$$f(z)= 1 + \frac{1}{z} + \frac{1}{2!z^2} + ... + \frac{1}{n!z^n}$$
I can't seem to apply Rouche's Theorem here.
Another idea would be to use perhaps Big Picard's theorem, since f(z) will converge to $e^{\large \frac{1}{z}}$, I think. And so it will have an essential singularity at z=0.
But Big Picard allows for one exceptional point.

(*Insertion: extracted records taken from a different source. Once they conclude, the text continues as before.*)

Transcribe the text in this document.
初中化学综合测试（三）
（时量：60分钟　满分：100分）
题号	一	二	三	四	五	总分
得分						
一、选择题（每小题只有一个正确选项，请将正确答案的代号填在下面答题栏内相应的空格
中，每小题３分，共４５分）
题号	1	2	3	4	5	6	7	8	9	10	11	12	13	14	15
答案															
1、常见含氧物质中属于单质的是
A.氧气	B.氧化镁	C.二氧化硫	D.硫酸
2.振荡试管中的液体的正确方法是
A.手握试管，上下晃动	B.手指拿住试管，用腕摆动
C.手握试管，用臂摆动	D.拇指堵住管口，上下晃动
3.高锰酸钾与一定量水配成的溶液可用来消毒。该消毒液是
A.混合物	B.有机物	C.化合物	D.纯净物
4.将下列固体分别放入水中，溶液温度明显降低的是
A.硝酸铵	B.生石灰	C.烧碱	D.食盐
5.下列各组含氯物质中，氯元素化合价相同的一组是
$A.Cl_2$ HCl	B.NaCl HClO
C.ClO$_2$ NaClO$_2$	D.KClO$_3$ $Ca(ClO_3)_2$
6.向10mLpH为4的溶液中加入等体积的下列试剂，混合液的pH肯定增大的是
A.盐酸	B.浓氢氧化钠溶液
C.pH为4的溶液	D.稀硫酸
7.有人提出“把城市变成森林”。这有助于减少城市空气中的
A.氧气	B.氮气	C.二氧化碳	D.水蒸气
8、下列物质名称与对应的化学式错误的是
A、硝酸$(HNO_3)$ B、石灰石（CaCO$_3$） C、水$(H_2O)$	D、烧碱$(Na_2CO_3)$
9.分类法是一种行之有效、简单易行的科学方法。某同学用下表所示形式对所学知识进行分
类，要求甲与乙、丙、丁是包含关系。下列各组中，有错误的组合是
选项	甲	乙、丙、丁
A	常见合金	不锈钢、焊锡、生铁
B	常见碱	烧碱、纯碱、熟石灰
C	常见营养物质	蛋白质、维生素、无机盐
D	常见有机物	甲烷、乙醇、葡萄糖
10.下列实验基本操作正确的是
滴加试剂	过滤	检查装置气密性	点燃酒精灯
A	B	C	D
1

What if the exceptional point is...0? Then I am stuck.
Any ideas are welcome.
Thanks,
Using Rouche's theorem we prove that for arbitrary large $R$, there exists $n$ such that $$f(1/z)=1+\sum_{k=1}^n z^k/k!\ne 0$$ inside $|z|=R, \,$ that is, $f(1/z)$ has all roots outside $|z|=R\,(=1/r)$.
It is all we shall prove.
Since the series $1+\sum_{k=1}^\infty z^k/k!$ converges to $e^z$ uniformly on $|z|\le R $, $$\left|-\sum_{k=n+1}^\infty z^k/k!\right|<\varepsilon \quad (|z|\le R)$$ for sufficiently large $n$.
Take $\varepsilon =e^{-R}$, then since $\min_{|z|=R} |e^z|=e^{-R}$ we have $$ \left|-\sum_{k=n+1}^\infty z^k/k!\right|< |e^z|$$ on $|z|=R$.
Therefore by Rouche's theorem $e^z$ and $f(1/z)=e^z+\left(-\sum_{k=n+1}^\infty z^k/k!\right)$ have the same number of zeros, that is, $f(1/z)$ has no zeros inside $|z|=R$.